In 2016 to date, 419 newbuild contracts of an estimated $30.9bn have been reported. Year-on-year, newbuild contract investment levels are down by 63% with around 90 owners reported to have placed an order in the year to date compared to 437 companies over the same period of 2015. The top 10 owner countries, ranked by estimated contract investment in the year to date, account for 82% of orders in value terms and several of these owner countries have invested more than during 2015.
Hey Big Cruise Spenders
Cruise ship orders account for around half of estimated global newbuild investment in 2016 so far and strong ordering activity in this high-value sector has been a common theme amongst the top investor nations in the year to date. US owners are reported to have invested the most in new orders in 2016 so far, an estimated $7.5bn, 92% of which is accounted for by cruise ships. However, Malaysian, UK and Italian owners also appear amongst the top investors due to strong cruise ship ordering. Malaysian newbuild investment in 2016 to date is over six times higher than in full year 2015 while the UK’s Virgin Voyages has placed its first ever cruise order. Further, French owner Ponant’s four cruise orders account for 76% of total estimated French investment in 2016 so far. Despite placing only 45 orders between them, these five owner countries account for 51% of estimated global investment in the year to date with the value of contracts placed averaging around $350m per unit.

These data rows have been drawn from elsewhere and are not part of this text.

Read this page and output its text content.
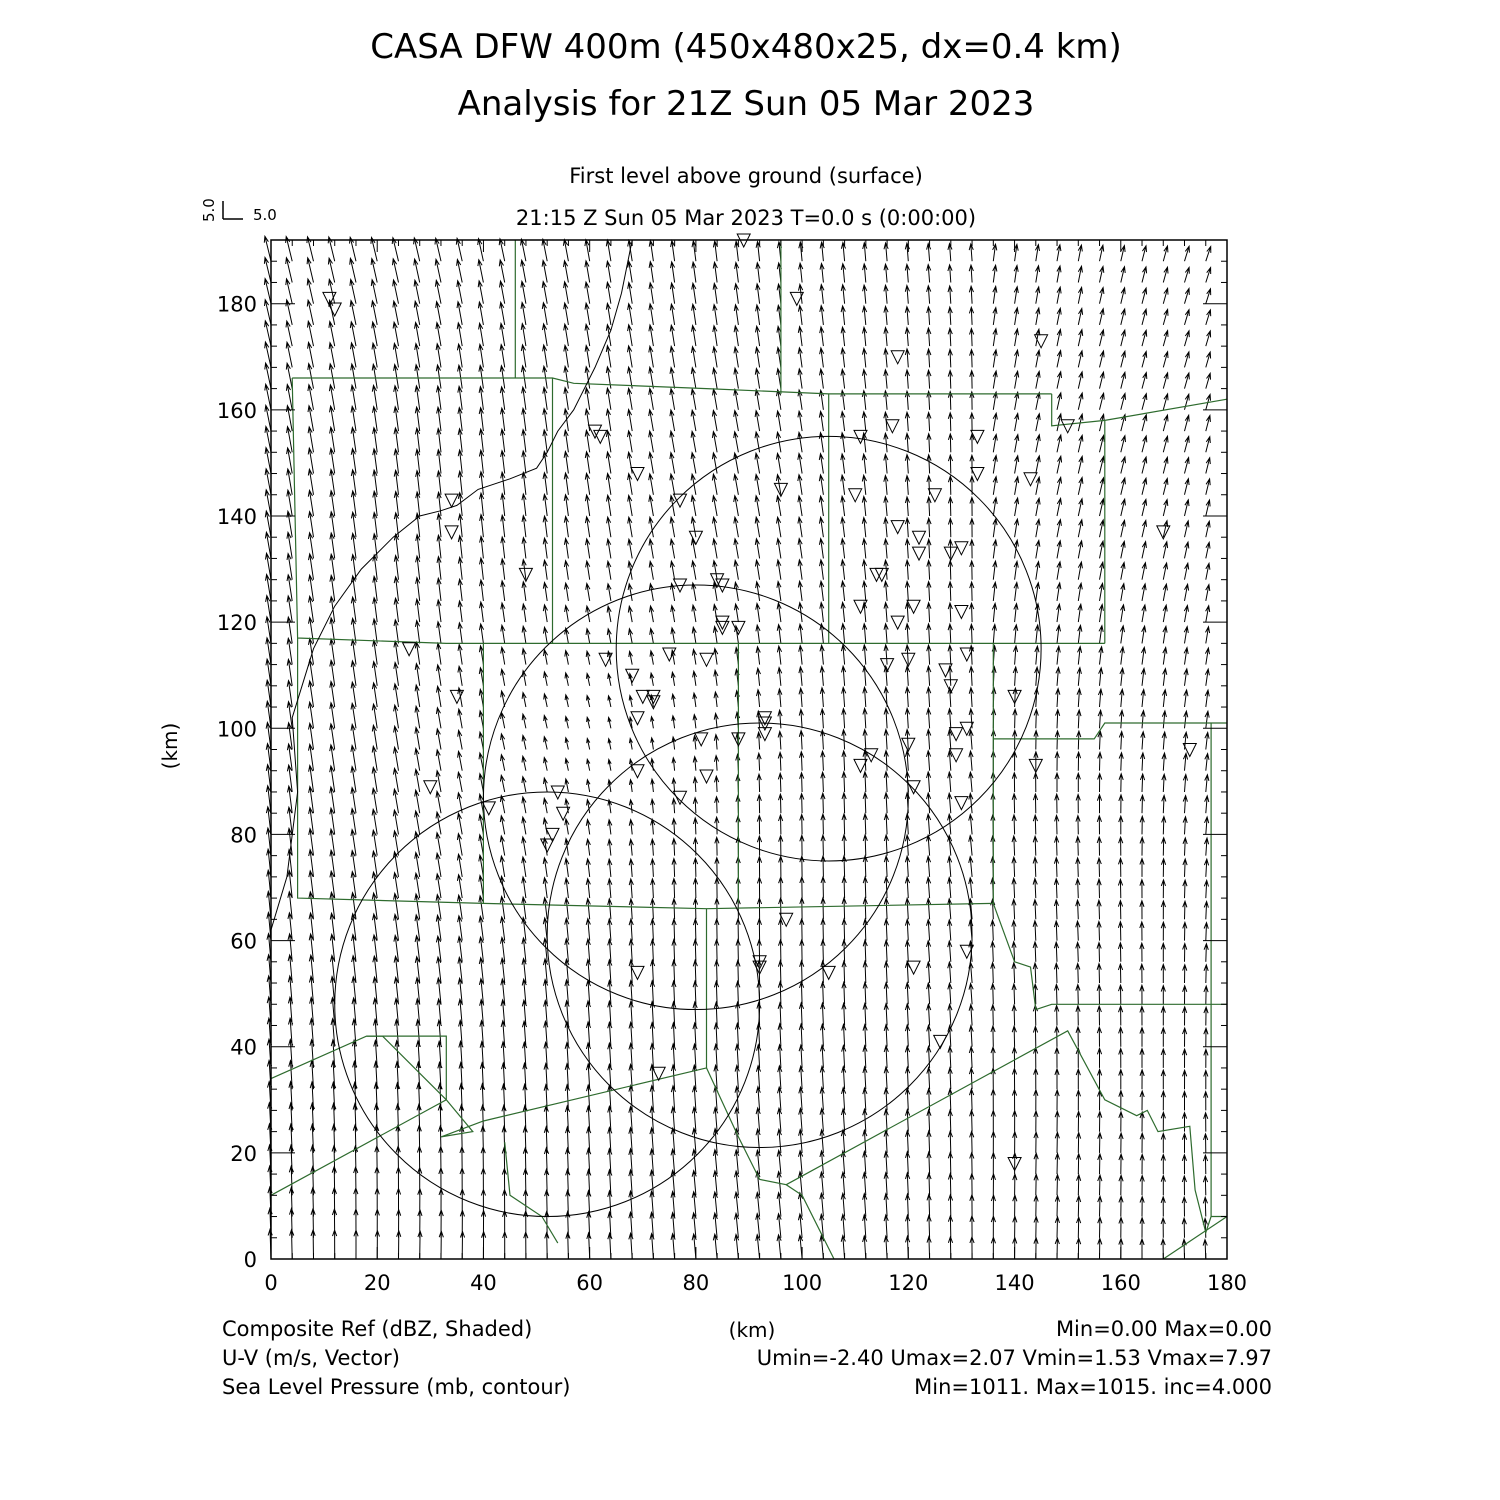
CASA DFW 400m (450x480x25, dx=0.4 km)
Analysis for 21Z Sun 05 Mar 2023
First level above ground (surface)
21:15 Z Sun 05 Mar 2023 T=0.0 s (0:00:00)
5.0 5.0
0	20	40	60	80	100	120	140	160	180
0
20
40
60
80
100
120
140
160
180
(km)
(km)
Composite Ref (dBZ, Shaded)	Min=0.00 Max=0.00
U-V (m/s, Vector)	Umin=-2.40 Umax=2.07 Vmin=1.53 Vmax=7.97
Sea Level Pressure (mb, contour)	Min=1011. Max=1015. inc=4.000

Spend A Little Less Elsewhere
More ‘traditional’ investor countries have accounted for some activity in the newbuild market in 2016 so far, though of course contracting levels have declined very significantly year-on-year. Chinese owners have invested the second largest amount, an estimated $4bn. Most of these orders were placed by state affiliated companies and all reported investment has been domestic, supporting Chinese yards in an extremely difficult market. Meanwhile, Greek and Japanese owners rank 6th and 7th globally in terms of contract investment in 2016 to date. As in China, domestic yards received nearly all of the Japanese investment. Elsewhere, while tankers account for 49% of Norwegian orders in value terms in 2016 so far, owners here have also invested in the ‘niche’ ferry and Ro-Ro sectors where market conditions are more positive.
Overall, weak market conditions in the major volume sectors have limited ordering in 2016 so far and newbuilding investment trends have been heavily influenced by cruise ship ordering. Contracting activity across the more traditional owner nations has been very subdued in 2016 to date and, with cruise ship owning nations featuring high in the rankings, the leading investor countries reflect these trends.